You need a message broker up and running at MY_SERVICE_BROKER.
docker run --rm \
-v AM_PATH:/opt/AM \
-v LM_PATH:/opt/LM \
-v SHARED_AUDIO_FOLDER:/opt/audio \
--env-file .env \
linto-stt-kaldi:latest
Parameters:
Variables | Description | Example |
---|---|---|
AM_PATH | Path to the acoustic model on the host machine mounted to /opt/AM | /my/path/to/models/AM_fr-FR_v2.2.0 |
LM_PATH | Path to the language model on the host machine mounted to /opt/LM | /my/path/to/models/fr-FR_big-v2.2.0 |
MODEL_PATH | Path to the model (using MODEL_TYPE=vosk) mounted to /opt/model | /my/path/to/models/vosk-model |
SHARED_AUDIO_FOLDER | Shared audio folder mounted to /opt/audio | /my/path/to/models/vosk-model |
Websocket server's mode deploy a streaming transcription service only.
The SERVICE_MODE value in the .env should be set to websocket
.
Usage is the same as the http streaming API
Returns the state of the API
Method: GET
Returns "1" if healthcheck passes.
Transcription API
- Method: POST
- Response content: text/plain or application/json
- File: An Wave file 16b 16Khz
Return the transcripted text using "text/plain" or a json object when using "application/json" structure as followed:
{
"text" : "This is the transcription",
"words" : [
{"word":"This", "start": 0.123, "end": 0.453, "conf": 0.9},
...
]
"confidence-score": 0.879
}
The /streaming route is accessible if the ENABLE_STREAMING environment variable is set to true.
The route accepts websocket connexions. Exchanges are structured as followed:
- Client send a json {"config": {"sample_rate":16000}}.
- Client send audio chunk (go to 3- ) or {"eof" : 1} (go to 5-).
- Server send either a partial result {"partial" : "this is a "} or a final result {"text": "this is a transcription"}.
- Back to 2-
- Server send a final result and close the connexion.
Connexion will be closed and the worker will be freed if no chunk are received for 10s.
The /docs route offers a OpenAPI/swagger interface.
STT-Worker accepts requests with the following arguments:
file_path: str, with_metadata: bool
- file_path: Is the location of the file within the shared_folder. /.../SHARED_FOLDER/{file_path}
- with_metadata: If True, words timestamps and confidence will be computed and returned.
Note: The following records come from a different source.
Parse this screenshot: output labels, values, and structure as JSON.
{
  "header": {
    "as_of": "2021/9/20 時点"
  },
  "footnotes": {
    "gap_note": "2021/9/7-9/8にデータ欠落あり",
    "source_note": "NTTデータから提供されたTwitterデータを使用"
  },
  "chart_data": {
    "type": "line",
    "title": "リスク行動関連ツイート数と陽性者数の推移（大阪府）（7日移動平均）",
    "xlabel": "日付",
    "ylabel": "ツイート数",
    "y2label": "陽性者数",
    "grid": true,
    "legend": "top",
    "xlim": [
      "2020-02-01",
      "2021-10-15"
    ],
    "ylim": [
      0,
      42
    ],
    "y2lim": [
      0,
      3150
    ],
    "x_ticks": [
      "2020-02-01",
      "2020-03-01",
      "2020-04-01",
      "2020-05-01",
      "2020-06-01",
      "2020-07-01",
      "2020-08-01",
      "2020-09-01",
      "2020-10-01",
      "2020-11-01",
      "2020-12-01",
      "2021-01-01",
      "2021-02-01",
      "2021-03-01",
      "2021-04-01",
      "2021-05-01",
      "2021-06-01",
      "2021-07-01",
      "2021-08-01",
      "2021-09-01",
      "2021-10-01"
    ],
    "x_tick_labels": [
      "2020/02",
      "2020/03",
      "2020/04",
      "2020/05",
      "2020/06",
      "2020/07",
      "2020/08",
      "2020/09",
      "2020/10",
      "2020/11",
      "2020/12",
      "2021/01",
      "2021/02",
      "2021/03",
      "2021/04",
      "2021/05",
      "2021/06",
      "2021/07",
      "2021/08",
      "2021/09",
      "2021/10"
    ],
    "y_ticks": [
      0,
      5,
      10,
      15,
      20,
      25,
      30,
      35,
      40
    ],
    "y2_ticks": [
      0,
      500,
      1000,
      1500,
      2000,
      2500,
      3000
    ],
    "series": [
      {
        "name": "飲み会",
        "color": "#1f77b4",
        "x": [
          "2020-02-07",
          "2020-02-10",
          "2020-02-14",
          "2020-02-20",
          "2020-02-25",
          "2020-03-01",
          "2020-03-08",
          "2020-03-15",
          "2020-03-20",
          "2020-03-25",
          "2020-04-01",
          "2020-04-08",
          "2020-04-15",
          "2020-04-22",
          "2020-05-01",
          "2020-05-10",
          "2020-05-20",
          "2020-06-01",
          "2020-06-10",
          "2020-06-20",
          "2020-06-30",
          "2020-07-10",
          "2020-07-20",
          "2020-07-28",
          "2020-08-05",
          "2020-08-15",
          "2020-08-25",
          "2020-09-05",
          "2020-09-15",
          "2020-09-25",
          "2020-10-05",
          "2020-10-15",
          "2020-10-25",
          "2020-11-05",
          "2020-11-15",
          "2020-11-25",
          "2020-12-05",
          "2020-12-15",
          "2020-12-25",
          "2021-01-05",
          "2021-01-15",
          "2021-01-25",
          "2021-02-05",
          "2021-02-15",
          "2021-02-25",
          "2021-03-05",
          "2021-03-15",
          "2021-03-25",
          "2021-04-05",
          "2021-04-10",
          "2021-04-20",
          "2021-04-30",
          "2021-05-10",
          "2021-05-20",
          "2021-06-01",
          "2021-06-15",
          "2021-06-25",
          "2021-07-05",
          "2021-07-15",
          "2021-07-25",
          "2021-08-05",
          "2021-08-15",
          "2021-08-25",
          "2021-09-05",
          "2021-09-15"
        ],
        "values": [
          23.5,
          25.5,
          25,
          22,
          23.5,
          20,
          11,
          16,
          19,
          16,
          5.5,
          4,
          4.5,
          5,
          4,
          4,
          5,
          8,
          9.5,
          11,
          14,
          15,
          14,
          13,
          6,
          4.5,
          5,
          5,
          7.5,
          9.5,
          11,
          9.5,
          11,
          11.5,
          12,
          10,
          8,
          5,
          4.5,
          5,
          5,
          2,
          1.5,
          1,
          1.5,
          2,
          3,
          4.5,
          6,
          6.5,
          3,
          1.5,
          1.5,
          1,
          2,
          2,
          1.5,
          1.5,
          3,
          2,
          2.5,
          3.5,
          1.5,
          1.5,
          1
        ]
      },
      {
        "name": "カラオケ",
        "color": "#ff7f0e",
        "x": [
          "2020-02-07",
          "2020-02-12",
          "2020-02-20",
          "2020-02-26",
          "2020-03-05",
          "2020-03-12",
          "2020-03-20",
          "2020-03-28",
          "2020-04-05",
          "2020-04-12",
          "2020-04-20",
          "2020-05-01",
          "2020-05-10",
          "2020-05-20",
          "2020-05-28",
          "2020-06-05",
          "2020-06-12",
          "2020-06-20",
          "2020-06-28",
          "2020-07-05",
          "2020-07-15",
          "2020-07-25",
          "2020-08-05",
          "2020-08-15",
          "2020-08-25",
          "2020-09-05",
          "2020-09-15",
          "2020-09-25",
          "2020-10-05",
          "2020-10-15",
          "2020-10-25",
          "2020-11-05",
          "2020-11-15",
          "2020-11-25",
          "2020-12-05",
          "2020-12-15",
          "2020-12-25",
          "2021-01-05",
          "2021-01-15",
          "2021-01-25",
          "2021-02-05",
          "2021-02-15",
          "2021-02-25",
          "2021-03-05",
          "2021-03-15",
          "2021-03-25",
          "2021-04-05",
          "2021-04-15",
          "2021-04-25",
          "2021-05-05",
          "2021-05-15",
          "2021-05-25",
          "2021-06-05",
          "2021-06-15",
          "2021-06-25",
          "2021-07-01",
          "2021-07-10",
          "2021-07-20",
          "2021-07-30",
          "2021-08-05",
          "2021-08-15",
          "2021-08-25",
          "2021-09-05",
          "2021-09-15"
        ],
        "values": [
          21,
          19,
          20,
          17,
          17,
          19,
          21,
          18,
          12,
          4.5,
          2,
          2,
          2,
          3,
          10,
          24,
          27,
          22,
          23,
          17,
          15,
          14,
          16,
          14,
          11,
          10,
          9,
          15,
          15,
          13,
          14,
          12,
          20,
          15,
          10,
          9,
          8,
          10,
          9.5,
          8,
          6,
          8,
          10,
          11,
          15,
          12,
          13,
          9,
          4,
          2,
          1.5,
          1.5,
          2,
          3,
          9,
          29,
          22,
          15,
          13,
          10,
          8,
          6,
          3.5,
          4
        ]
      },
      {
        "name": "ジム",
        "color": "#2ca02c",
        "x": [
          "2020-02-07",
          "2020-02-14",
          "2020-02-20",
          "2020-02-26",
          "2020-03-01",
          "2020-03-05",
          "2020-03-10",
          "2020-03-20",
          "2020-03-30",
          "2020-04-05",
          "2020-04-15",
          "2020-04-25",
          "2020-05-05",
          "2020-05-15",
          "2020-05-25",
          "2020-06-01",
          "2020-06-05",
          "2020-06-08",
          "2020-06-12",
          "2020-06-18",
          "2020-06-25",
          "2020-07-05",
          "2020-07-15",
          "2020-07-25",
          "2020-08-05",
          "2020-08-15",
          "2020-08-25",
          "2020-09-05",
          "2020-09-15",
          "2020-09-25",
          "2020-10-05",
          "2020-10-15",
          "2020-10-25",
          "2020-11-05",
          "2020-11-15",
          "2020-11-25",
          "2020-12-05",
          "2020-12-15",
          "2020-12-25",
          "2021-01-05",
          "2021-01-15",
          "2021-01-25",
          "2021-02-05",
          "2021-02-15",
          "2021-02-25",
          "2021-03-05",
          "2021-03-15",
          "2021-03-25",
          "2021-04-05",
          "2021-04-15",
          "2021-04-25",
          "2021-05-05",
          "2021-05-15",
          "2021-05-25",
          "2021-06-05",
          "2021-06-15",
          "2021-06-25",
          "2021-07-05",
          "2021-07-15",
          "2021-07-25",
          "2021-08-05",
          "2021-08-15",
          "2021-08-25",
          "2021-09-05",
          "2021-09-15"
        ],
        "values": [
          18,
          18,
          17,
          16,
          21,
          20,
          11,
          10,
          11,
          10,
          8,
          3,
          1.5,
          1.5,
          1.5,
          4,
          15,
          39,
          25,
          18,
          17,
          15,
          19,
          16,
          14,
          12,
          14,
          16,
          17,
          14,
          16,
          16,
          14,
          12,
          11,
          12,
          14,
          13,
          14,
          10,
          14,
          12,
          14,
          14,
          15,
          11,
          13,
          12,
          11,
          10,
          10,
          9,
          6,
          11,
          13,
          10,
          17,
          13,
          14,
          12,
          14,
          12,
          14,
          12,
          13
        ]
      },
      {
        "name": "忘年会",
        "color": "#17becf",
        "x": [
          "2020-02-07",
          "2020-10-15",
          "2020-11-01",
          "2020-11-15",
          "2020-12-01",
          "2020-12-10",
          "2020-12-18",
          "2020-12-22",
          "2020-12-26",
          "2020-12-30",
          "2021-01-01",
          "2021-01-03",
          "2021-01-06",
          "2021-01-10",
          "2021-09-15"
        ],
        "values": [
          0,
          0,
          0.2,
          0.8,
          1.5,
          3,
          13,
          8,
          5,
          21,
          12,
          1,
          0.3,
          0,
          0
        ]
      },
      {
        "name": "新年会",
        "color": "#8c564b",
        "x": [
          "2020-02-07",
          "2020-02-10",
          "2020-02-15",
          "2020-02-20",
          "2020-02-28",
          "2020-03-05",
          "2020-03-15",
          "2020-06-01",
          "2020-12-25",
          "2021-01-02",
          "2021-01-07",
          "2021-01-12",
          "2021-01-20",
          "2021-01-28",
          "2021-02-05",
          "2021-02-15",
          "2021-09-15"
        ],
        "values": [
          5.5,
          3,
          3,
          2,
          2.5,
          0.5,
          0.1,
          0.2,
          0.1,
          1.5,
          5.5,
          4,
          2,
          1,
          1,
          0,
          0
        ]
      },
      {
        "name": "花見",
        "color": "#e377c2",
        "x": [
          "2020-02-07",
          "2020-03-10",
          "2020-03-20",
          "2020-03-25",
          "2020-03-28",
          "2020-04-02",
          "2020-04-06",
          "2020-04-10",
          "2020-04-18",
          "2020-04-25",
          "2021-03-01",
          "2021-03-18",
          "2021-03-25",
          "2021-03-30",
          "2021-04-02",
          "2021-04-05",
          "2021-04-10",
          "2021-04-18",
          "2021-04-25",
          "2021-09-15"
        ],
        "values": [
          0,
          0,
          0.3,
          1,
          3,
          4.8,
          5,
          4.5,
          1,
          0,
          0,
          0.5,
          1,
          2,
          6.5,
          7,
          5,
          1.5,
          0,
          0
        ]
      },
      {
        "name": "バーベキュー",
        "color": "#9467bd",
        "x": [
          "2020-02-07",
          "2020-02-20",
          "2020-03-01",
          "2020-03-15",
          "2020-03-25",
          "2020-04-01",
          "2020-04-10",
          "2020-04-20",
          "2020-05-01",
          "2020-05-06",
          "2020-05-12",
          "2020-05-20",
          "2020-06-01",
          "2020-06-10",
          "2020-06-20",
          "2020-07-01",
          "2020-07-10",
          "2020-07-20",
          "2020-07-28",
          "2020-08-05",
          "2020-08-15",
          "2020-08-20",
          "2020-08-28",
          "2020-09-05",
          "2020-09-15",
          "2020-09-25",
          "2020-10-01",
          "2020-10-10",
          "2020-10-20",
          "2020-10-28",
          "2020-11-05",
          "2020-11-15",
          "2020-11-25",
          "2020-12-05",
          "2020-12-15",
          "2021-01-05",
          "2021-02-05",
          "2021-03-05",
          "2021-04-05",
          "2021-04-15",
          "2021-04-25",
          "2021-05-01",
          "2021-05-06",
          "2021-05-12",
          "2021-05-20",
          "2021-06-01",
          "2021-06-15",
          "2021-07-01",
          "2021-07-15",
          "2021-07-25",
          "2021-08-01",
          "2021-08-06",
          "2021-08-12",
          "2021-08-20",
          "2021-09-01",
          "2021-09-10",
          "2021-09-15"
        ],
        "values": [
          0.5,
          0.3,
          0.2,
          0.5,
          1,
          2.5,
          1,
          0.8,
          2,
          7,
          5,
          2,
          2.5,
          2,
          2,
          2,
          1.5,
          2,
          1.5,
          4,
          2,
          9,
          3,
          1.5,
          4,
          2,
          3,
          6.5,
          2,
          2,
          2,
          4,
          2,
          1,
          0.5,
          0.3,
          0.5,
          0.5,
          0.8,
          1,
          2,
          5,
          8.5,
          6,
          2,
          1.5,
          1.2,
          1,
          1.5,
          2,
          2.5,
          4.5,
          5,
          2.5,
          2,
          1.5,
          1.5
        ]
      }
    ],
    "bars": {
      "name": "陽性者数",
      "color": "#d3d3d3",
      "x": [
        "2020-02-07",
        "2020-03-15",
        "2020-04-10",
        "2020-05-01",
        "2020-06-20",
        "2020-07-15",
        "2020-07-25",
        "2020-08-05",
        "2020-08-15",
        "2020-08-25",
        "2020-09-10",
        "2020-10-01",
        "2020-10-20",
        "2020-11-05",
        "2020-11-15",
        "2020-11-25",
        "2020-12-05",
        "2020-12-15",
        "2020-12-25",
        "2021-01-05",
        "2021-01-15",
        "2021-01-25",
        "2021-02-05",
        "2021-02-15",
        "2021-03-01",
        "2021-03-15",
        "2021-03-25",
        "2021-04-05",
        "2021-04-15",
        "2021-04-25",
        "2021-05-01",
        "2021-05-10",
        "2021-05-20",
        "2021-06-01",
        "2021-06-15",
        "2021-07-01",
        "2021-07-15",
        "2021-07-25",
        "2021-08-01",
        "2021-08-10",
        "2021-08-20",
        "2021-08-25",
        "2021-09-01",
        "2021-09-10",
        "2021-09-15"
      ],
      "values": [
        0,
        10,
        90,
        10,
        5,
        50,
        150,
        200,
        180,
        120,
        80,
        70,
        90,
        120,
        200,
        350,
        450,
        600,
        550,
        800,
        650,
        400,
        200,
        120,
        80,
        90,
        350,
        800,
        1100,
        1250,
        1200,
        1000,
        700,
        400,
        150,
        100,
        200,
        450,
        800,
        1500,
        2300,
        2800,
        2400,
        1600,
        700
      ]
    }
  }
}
If false, the fields will be empty.
On a successfull transcription the returned object is a json object structured as follow:
{
"text" : "this is the transcription as text",
"words": [
{
"word" : "this",
"start": 0.0,
"end": 0.124,
"conf": 1.0
},
...
],
"confidence-score": ""
}
- The text field contains the raw transcription.
- The word field contains each word with their time stamp and individual confidence. (Empty if with_metadata=False)
- The confidence field contains the overall confidence for the transcription. (0.0 if with_metadata=False)
You can test you http API using curl:
curl -X POST "http://YOUR_SERVICE:YOUR_PORT/transcribe" -H "accept: application/json" -H "Content-Type: multipart/form-data" -F "file=@YOUR_FILE;type=audio/x-wav"
This project is developped under the AGPLv3 License (see LICENSE).